The first Illinois patient described in the study was exposed in July while camping on residential property in Kankakee County in the northeastern part of the state. The second patient was exposed at a campground near their home in Williamson County, located in southern Illinois.
After interviewing the patients, researchers collected ticks from exposure locations and sorted them by species, life stage, and sex. Scientists at the CDC's Arboviral Diseases Branch tested pooled samples for Heartland and Bourbon viruses. A single pool of male A americanum ticks from each country was positive for Heartland virus, and none of the samples yielded Bourbon virus. Detection of the virus in adult ticks suggests they may have overwintered in the area.
More tick collection and animal serosurvey studies are needed to see if transmission cycles are active in Illinois, but researchers' detection of the ticks in the northern edge of their distribution range in Kankakee County was surprising, and the study suggests that they are established there at high densities. "Consequently, diseases associated with A. americanum ticks must be on the radar of physicians and public health officials throughout Illinois," the authors wrote.
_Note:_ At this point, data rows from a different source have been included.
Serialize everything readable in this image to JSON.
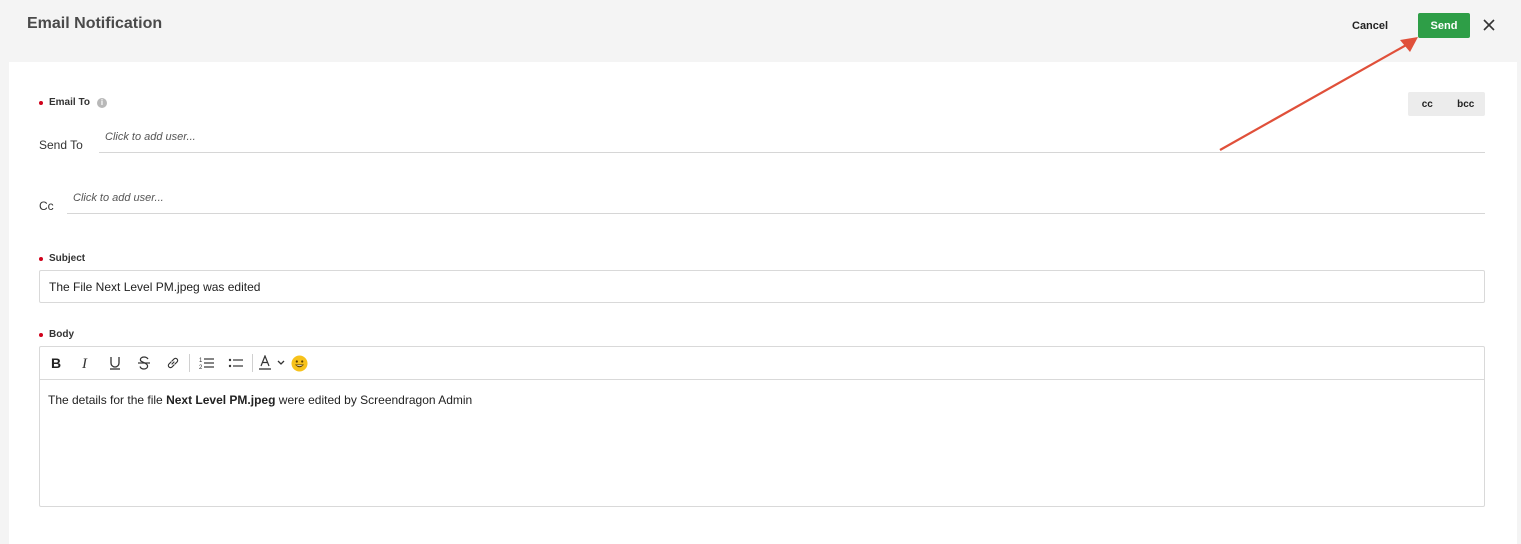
{
  "header": {
    "title": "Email Notification",
    "cancel_label": "Cancel",
    "send_label": "Send",
    "close_icon": "close-icon"
  },
  "email_to": {
    "label": "Email To",
    "info_icon": "i",
    "cc_label": "cc",
    "bcc_label": "bcc",
    "send_to_label": "Send To",
    "send_to_placeholder": "Click to add user...",
    "cc_field_label": "Cc",
    "cc_placeholder": "Click to add user..."
  },
  "subject": {
    "label": "Subject",
    "value": "The File Next Level PM.jpeg was edited"
  },
  "body": {
    "label": "Body",
    "toolbar": [
      "bold-icon",
      "italic-icon",
      "underline-icon",
      "strikethrough-icon",
      "link-icon",
      "numbered-list-icon",
      "bulleted-list-icon",
      "text-color-icon",
      "chevron-down-icon",
      "emoji-icon"
    ],
    "text_before": "The details for the file ",
    "text_bold": "Next Level PM.jpeg",
    "text_after": " were edited by Screendragon Admin"
  },
  "colors": {
    "send_button": "#2e9e47",
    "required_dot": "#d0021b",
    "annotation_arrow": "#e0503a"
  }
}
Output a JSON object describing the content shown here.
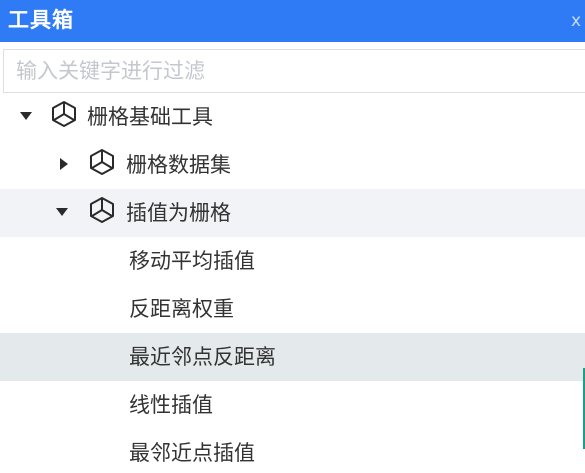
{
  "window": {
    "title": "工具箱",
    "close_glyph": "x"
  },
  "search": {
    "placeholder": "输入关键字进行过滤",
    "value": ""
  },
  "tree": {
    "nodes": [
      {
        "label": "栅格基础工具",
        "level": 0,
        "expanded": true,
        "icon": "cube-icon"
      },
      {
        "label": "栅格数据集",
        "level": 1,
        "expanded": false,
        "icon": "cube-icon"
      },
      {
        "label": "插值为栅格",
        "level": 1,
        "expanded": true,
        "icon": "cube-icon"
      },
      {
        "label": "移动平均插值",
        "level": 2
      },
      {
        "label": "反距离权重",
        "level": 2
      },
      {
        "label": "最近邻点反距离",
        "level": 2,
        "selected": true
      },
      {
        "label": "线性插值",
        "level": 2
      },
      {
        "label": "最邻近点插值",
        "level": 2
      }
    ]
  },
  "colors": {
    "titlebar": "#2f7bf6",
    "hover_row": "#f2f3f6",
    "selected_row": "#e4e9ec",
    "text": "#333333",
    "scroll_accent": "#1aa089"
  }
}
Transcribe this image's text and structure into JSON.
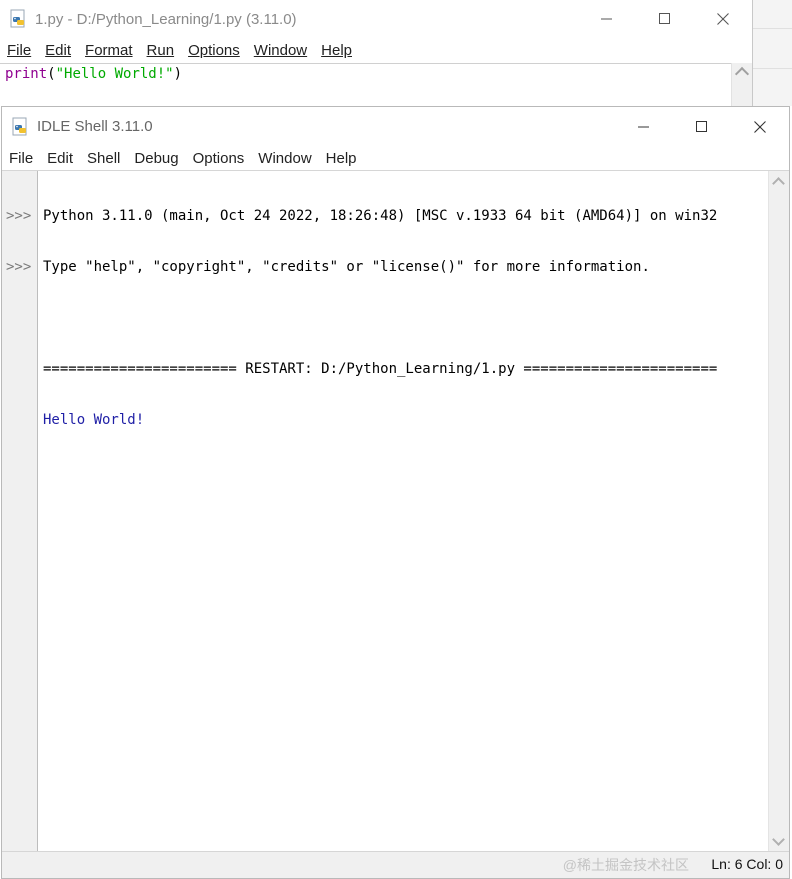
{
  "colors": {
    "builtin": "#900090",
    "string": "#00aa00",
    "stdout": "#1f1fa6",
    "prompt": "#7a7a7a"
  },
  "editor": {
    "title": "1.py - D:/Python_Learning/1.py (3.11.0)",
    "menu": [
      "File",
      "Edit",
      "Format",
      "Run",
      "Options",
      "Window",
      "Help"
    ],
    "code_builtin": "print",
    "code_open": "(",
    "code_string": "\"Hello World!\"",
    "code_close": ")"
  },
  "shell": {
    "title": "IDLE Shell 3.11.0",
    "menu": [
      "File",
      "Edit",
      "Shell",
      "Debug",
      "Options",
      "Window",
      "Help"
    ],
    "prompt": ">>>",
    "lines": [
      "Python 3.11.0 (main, Oct 24 2022, 18:26:48) [MSC v.1933 64 bit (AMD64)] on win32",
      "Type \"help\", \"copyright\", \"credits\" or \"license()\" for more information.",
      "",
      "======================= RESTART: D:/Python_Learning/1.py ======================="
    ],
    "output": "Hello World!",
    "status": "Ln: 6  Col: 0",
    "watermark": "@稀土掘金技术社区"
  },
  "icons": {
    "app": "python-file-icon",
    "minimize": "minimize-icon",
    "maximize": "maximize-icon",
    "close": "close-icon"
  }
}
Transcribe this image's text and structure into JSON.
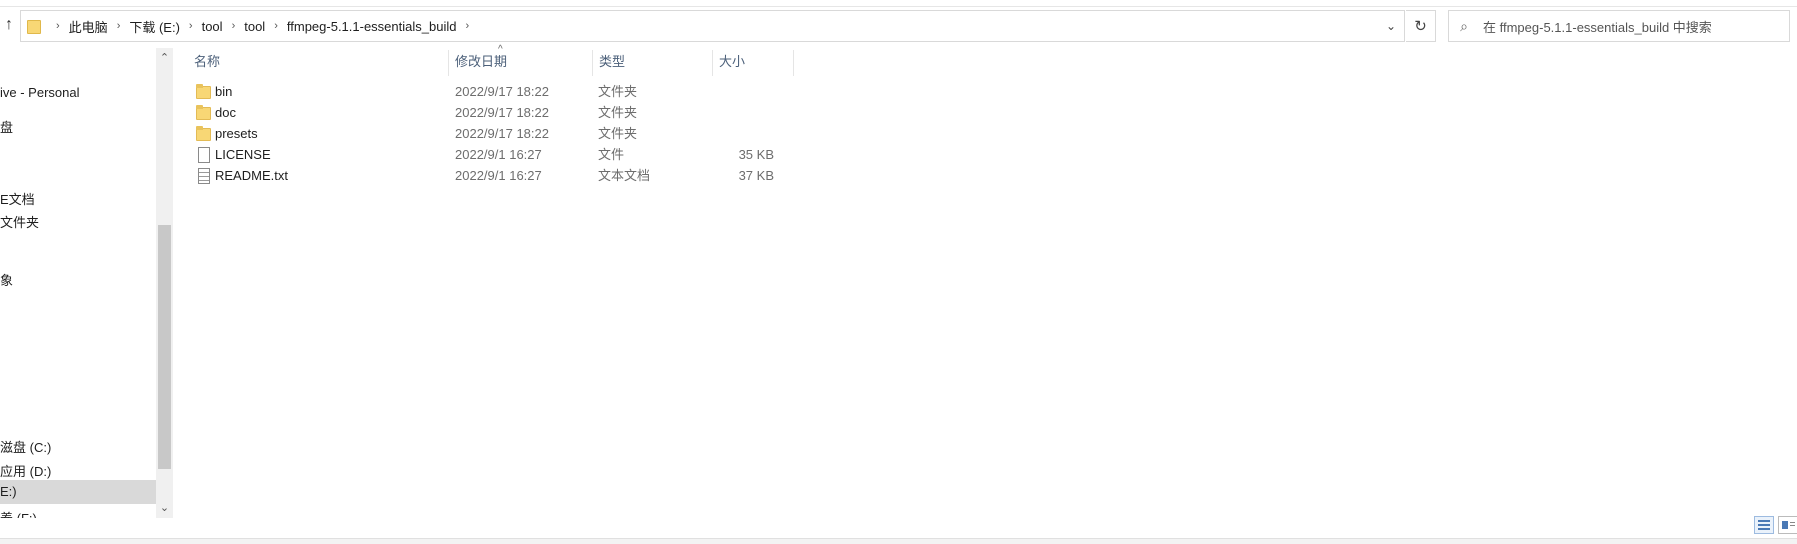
{
  "address_bar": {
    "breadcrumbs": [
      "此电脑",
      "下载 (E:)",
      "tool",
      "tool",
      "ffmpeg-5.1.1-essentials_build"
    ],
    "up_icon": "↑",
    "dropdown_icon": "⌄",
    "refresh_icon": "↻"
  },
  "search": {
    "icon": "⌕",
    "placeholder": "在 ffmpeg-5.1.1-essentials_build 中搜索"
  },
  "nav_pane": {
    "items": [
      {
        "label": "ive - Personal"
      },
      {
        "label": "盘"
      },
      {
        "label": "E文档"
      },
      {
        "label": "文件夹"
      },
      {
        "label": "象"
      },
      {
        "label": "滋盘 (C:)"
      },
      {
        "label": "应用 (D:)"
      },
      {
        "label": "E:)",
        "selected": true
      },
      {
        "label": "养 (F:)"
      }
    ],
    "scroll_up": "⌃",
    "scroll_down": "⌄"
  },
  "columns": {
    "name": "名称",
    "date": "修改日期",
    "type": "类型",
    "size": "大小",
    "sort_icon": "^"
  },
  "files": [
    {
      "name": "bin",
      "date": "2022/9/17 18:22",
      "type": "文件夹",
      "size": "",
      "icon": "folder-icon"
    },
    {
      "name": "doc",
      "date": "2022/9/17 18:22",
      "type": "文件夹",
      "size": "",
      "icon": "folder-icon"
    },
    {
      "name": "presets",
      "date": "2022/9/17 18:22",
      "type": "文件夹",
      "size": "",
      "icon": "folder-icon"
    },
    {
      "name": "LICENSE",
      "date": "2022/9/1 16:27",
      "type": "文件",
      "size": "35 KB",
      "icon": "document-icon"
    },
    {
      "name": "README.txt",
      "date": "2022/9/1 16:27",
      "type": "文本文档",
      "size": "37 KB",
      "icon": "text-file-icon"
    }
  ],
  "colors": {
    "header_text": "#4c607a",
    "selected_nav": "#d9d9d9",
    "folder": "#f8d775"
  }
}
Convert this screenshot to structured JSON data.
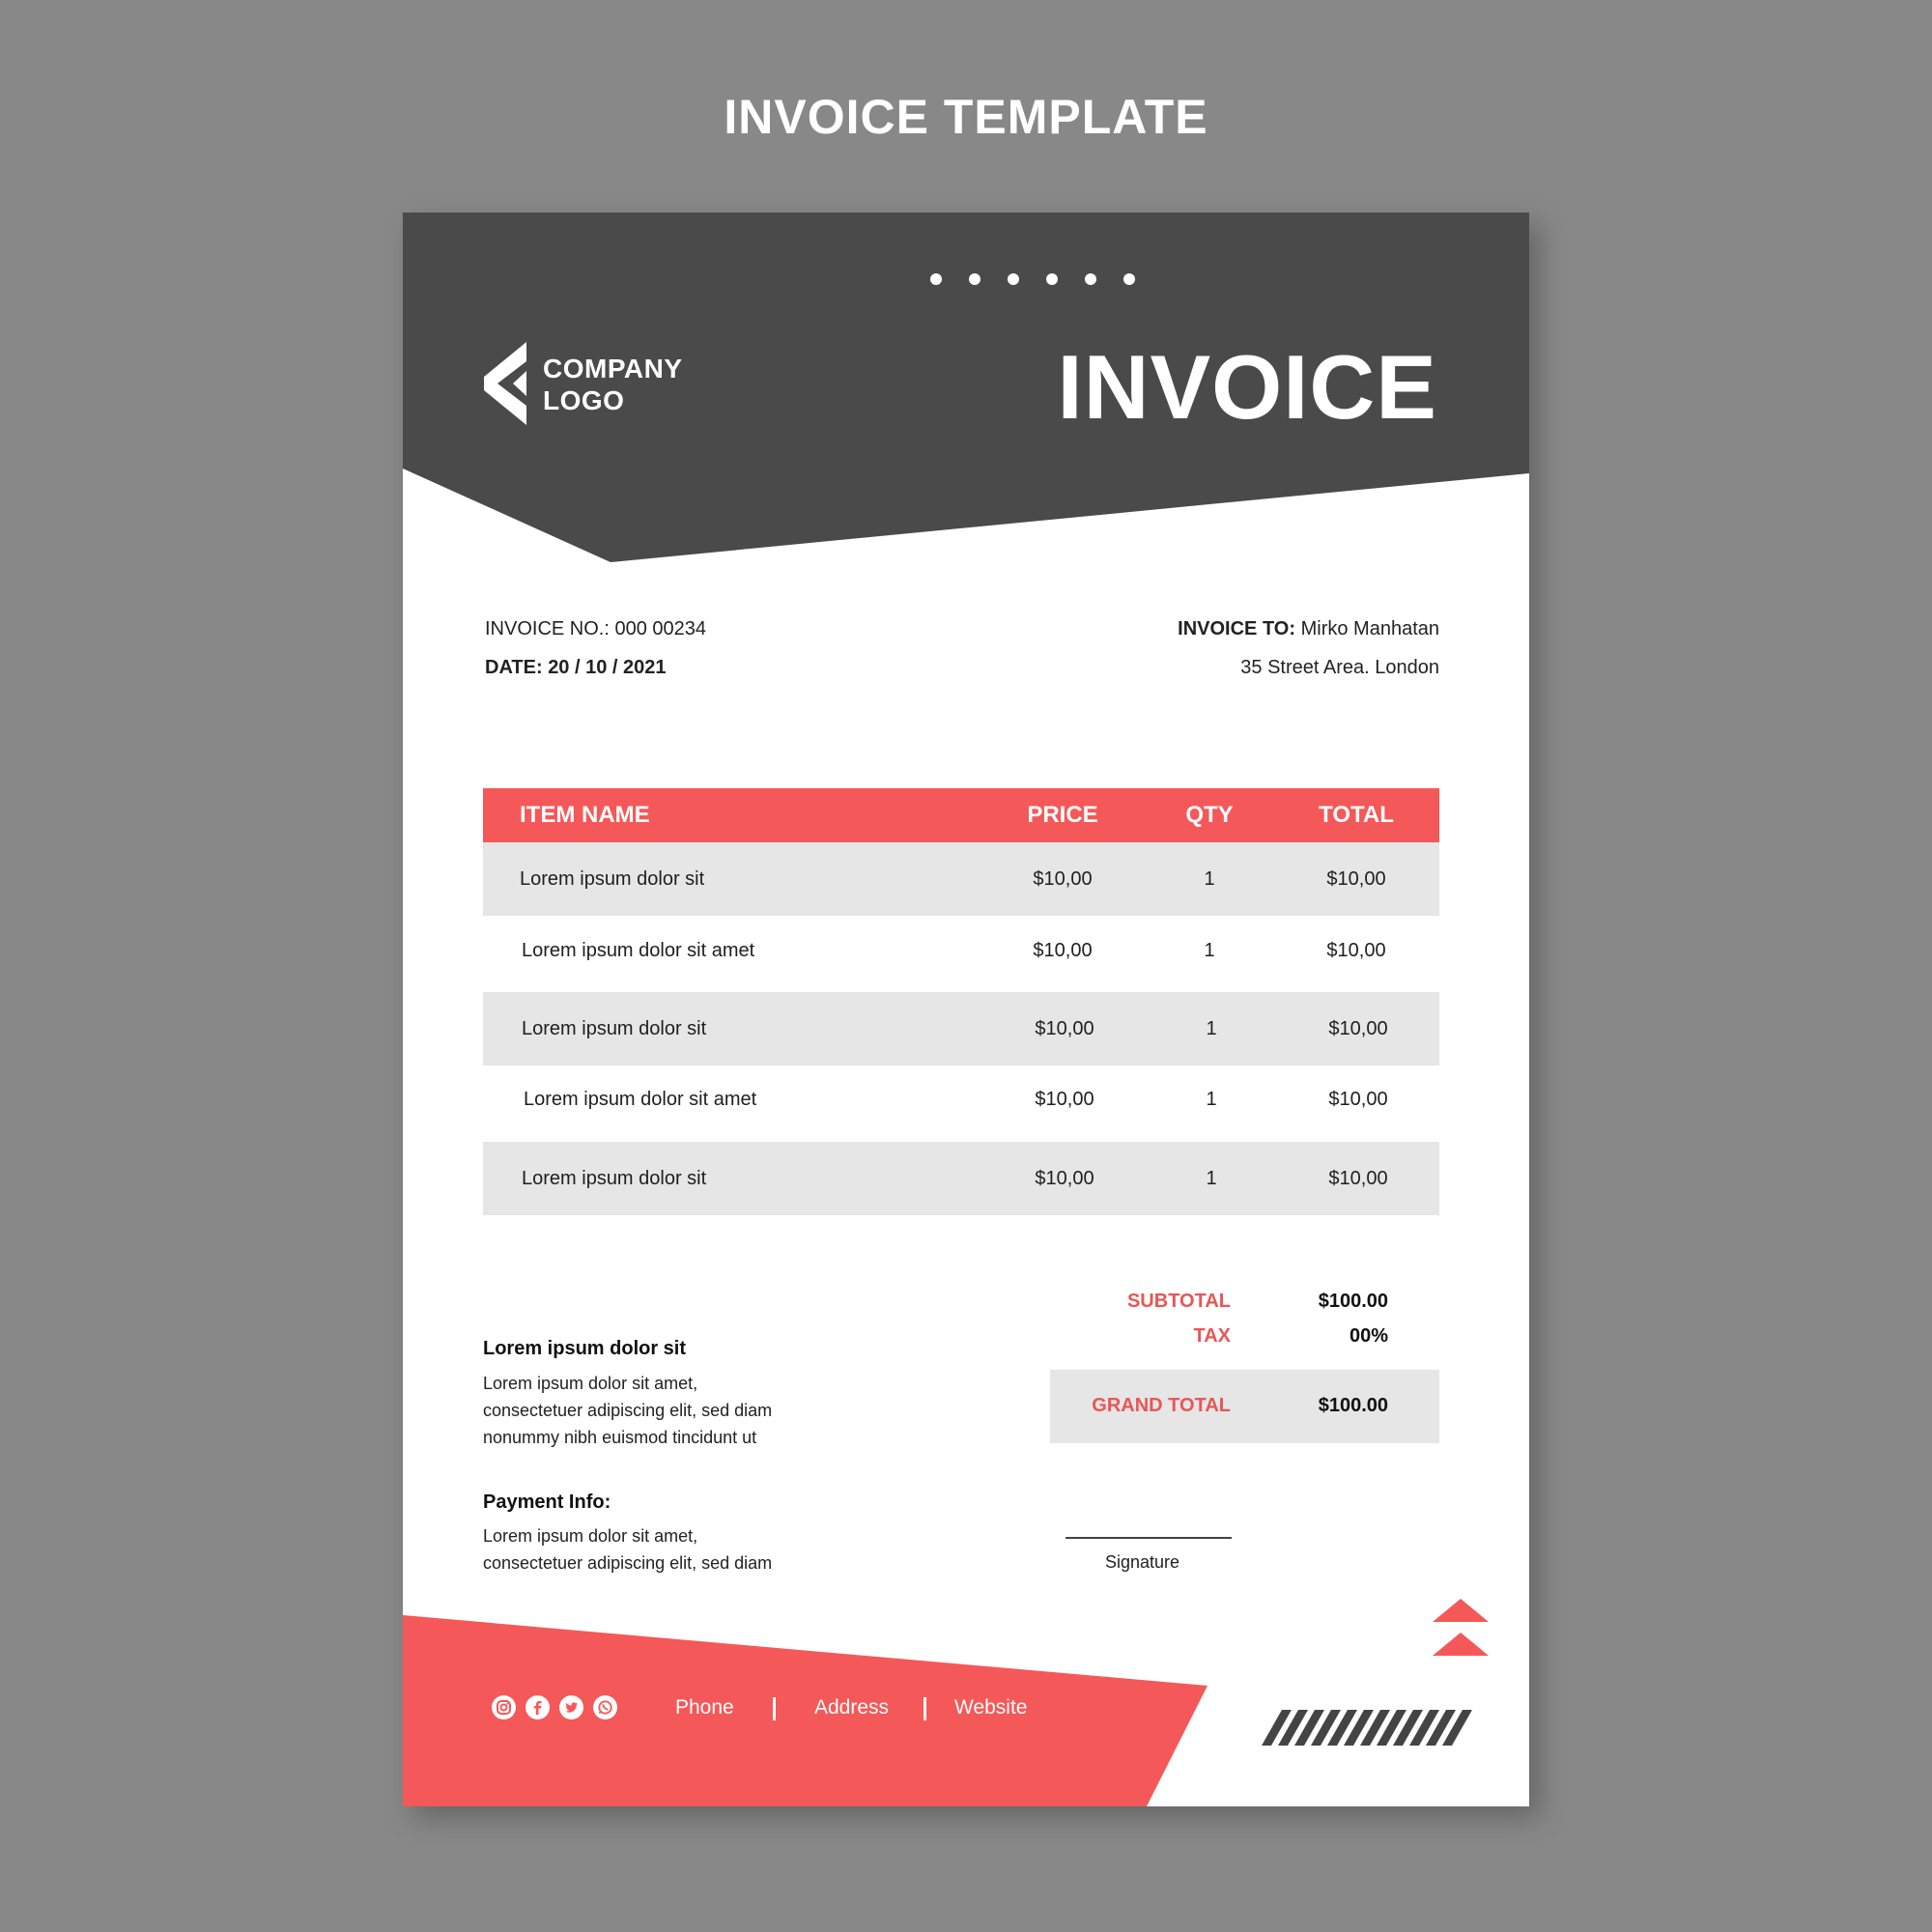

Jun 10 Emerg Infect Dis report
Study links cases of Legionnaires' disease to toilet flushing
Yesterday in a separate Emerging Infectious Diseases report, French researchers describe two cases of healthcare-associated Legionnaires' disease linked to flushing toilets, writing that it could be a transmission route for the Legionella pneumophila bacteria.
The patients were an 18-year-old woman and a 51-year-old man, both hospitalized in the same room of a hematology unit in France, 5 months apart. Samples from the patients showed they had the same bacterial infection, but water from the sink in each room and from the shower, shared by all of the unit's patients, was filtered through 0.1-micrometer pore filters. Both patients also drank only bottled water and did not take showers during their hospital stay, and there was no cooling tower within the hospital, the authors said.
"However, sampling of the water from the toilet bowl in room 1 showed contamination," the authors said. The authors concluded that the infections were probably caused by L. pneumophila transmitted through contaminated toilet water that became aerosolized during flushing.
"We reached this conclusion because we found little to no detectable difference between whole genomes in isolates obtained from 2 patients hospitalized 5 months apart in the same room and those from the toilet in that room," they wrote. "The other commonly suspected sources, in this case the shower and the sink, tested negative for L. pneumophila."